Decomposition is also affected when temperature is lowered to levels that essentially suspend enzyme action, and this may halt decay for very long periods. Spontaneously mummified Siberian mammoths recovered from glacial ice show very good gross morphology after 44,000 years, and the 5,000-year-old corpse of a man buried by a glacier contained delicate features such as eyeball tissue and tattoos of the skin. Ancient Inca people took advantage of low temperatures and the sublimating environment found on high Andean mountain peaks to mummify bodies, a technique reflected in the modern mummification practice where liquid nitrogen is used to snap-freeze bodies in the effort toward long-term preservation.

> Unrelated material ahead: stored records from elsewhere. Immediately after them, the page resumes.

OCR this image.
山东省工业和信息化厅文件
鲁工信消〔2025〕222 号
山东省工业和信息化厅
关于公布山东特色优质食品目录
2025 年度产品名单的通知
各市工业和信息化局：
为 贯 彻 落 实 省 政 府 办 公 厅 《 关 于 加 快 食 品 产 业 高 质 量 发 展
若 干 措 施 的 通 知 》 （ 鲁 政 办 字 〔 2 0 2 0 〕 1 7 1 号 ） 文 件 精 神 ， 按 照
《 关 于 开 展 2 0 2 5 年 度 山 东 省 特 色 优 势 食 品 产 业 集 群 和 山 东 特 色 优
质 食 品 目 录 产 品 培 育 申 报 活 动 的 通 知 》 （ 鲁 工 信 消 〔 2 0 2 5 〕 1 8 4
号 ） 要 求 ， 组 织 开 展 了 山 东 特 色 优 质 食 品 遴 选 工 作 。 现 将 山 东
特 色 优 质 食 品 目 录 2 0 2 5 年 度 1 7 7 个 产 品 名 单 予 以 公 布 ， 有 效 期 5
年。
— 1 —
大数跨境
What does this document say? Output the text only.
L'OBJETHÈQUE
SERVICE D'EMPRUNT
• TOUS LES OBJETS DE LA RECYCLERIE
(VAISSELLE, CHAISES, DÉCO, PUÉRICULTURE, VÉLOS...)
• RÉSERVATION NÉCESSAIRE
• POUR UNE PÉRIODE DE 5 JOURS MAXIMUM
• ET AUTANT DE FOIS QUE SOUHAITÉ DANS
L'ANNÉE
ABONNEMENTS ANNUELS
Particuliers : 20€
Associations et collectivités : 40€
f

Contemporary mummification is also achieved by embalming, which in modern practice predominantly involves intraarterial injection of chemicals such as formaldehyde to temporarily preserve a body until family members may view it before burial or cremation. The remains of some historical figures, such as Vladimir Lenin, Eva Peron, and Mao Tse Tung, have been preserved in such ways for political or other purposes. The use of arsenic in embalming fluid formulas was once popular and effective, but eventually it was discarded due to its toxicity and potential to confound the postmortem identification of arsenic poisoning in murder victims.
Abuse and Use
Throughout antiquity, looters have targeted mummies to recover precious adornments and to trade whole mummies to collectors. These practices denigrate the integrity of specimens, but modern humans have at times devised even more destructive fates. Mummies have suffered from being “harvested” and pulled apart to recover their linen wrappings for paper manufacture, or the remains have been ground down to provide substances for medicinal purposes. Even animal mummies have not been exempt; for example, 200,000 mummified cats recovered from an Egyptian necropolis site were transported to England and processed as fertilizer.
Such loss should be lamented. The exceptional preservation of soft tissues in mummies can provide detailed information about ancient cultures and historical events not always achievable by traditional interpretations of archaeological assemblages. The discovery of fish tapeworm ova within gut contents of South America’s Chinchorro mummies not only confirmed archaeological suggestions of marine subsistence, but also confirmed that the Chinchorro people habitually ingested uncooked fish. The mummified remains of some polar explorers have allowed postmortem autopsies decades after the events, in some cases determining an unlikely cause of death such as lead poisoning or parasites developed by ingesting uncooked polar bear meat. Sometimes the objects and chemicals associated with a mummified body may provide information such as the identification of embalming agents and adornments that may indicate their provenance and extent of trade between cultures of the region at the time. Mummies are also being used increasingly in the area of health, where their retention of pathologies in soft tissue is being used to observe the rate of change in disease with time. Tracking the evolutionary path of disease between ancient people and modern humans may provide clues to control current or future afflictions.